Upgrading phosphate rock by flotation can be difficult due to the presence of gangue components (carbonaceous, silicious and clay minerals) in sedimentary phosphate deposits. Beneficiation of these types of phosphate rock typically requires multistage calcite and silica flotation. In response to this challenge, Nalco Water has developed a unique collector formulation (NALFLOTE® ) that offers improved selectivity for carbonaceous gangue. It has been shown to deliver the desired phosphate concentrate grade and recovery during reverse flotation with a high slime-bearing flotation feed. The NALFLOTE® range is robust and delivers improved metallurgical performance for a variety of sedimentary ores from multiple regions across the globe – being able to withstand variations in gangue mineralogy and process water quality.

Use of phosphogypsum as an NPK filler

PT Petrokimia Gresik

The presentation showcases the use of phosphogypsum as an NPK fertilizer filler material. This application is the first of its kind in Indonesia. Phosphogypsum management costs Indonesian phosphate fertilizer producer PT Petrokimia Gresik $160/t. In response to this, an in-house team developed a process that largely utilises the gypsum waste generated by the company’s production operations. This has received a utilisation permit from the Indonesian government and has been granted a patent by the country’s law ministry.

Gypsum regeneration with clean energy

Pegasus TSI, Inc.

The presentation reviews the technical and economic feasibility of using clean energy from sulphuric acid production to calcine clean gypsum and produce SO2 and CaO. The SO2 generated can be fed into the existing sulphuric acid plant to produce sulphuric acid.
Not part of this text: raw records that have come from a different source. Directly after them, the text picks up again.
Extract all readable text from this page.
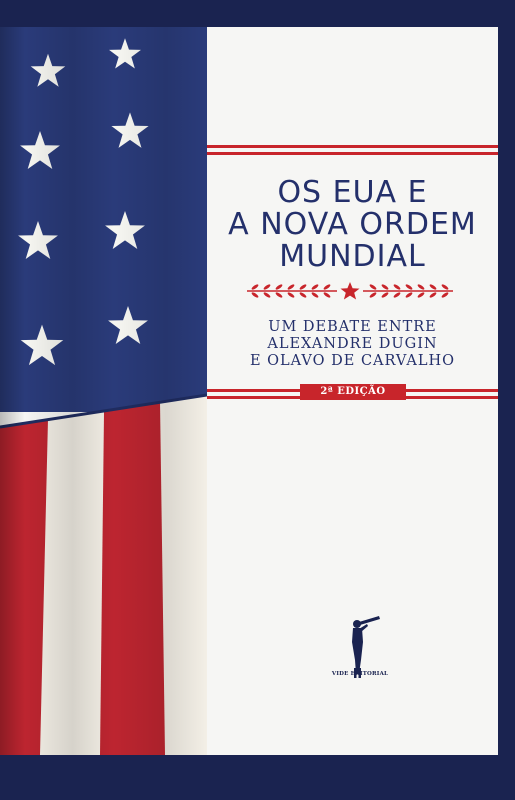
OS EUA E
A NOVA ORDEM
MUNDIAL
UM DEBATE ENTRE
ALEXANDRE DUGIN
E OLAVO DE CARVALHO
2ª EDIÇÃO
VIDE EDITORIAL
The CaO by-product, meanwhile, can be commercialised as a high-quality lime raw material with a low carbon footprint. The overall approach offers a unique way of managing fertilizer industry resources.

Debottlenecking IFFCO’s Kandla fertilizer plant with a granulator pipe reactor

Casale SA

Casale’s granulator pipe reactor (GPR) is recognised as one of the most globally advanced technologies for solid fertilizer production. Results are presented for a revamping project at IFFCO’s Kandla plant in India. The project involved the design, installation, start-up and optimisation of Casale GPRs at Kandla’s E&F trains. Both trains were originally designed in 1999 using Grande Paroisse (now Casale) DAP and NPK production technology. The objective was to increase production rates while minimising investment costs and maintaining high product quality. The revamp achieved a 15-25 percent increase in output at each train and, overall, the production of DAP/NPK grades increased by an average of 600-800 t/d.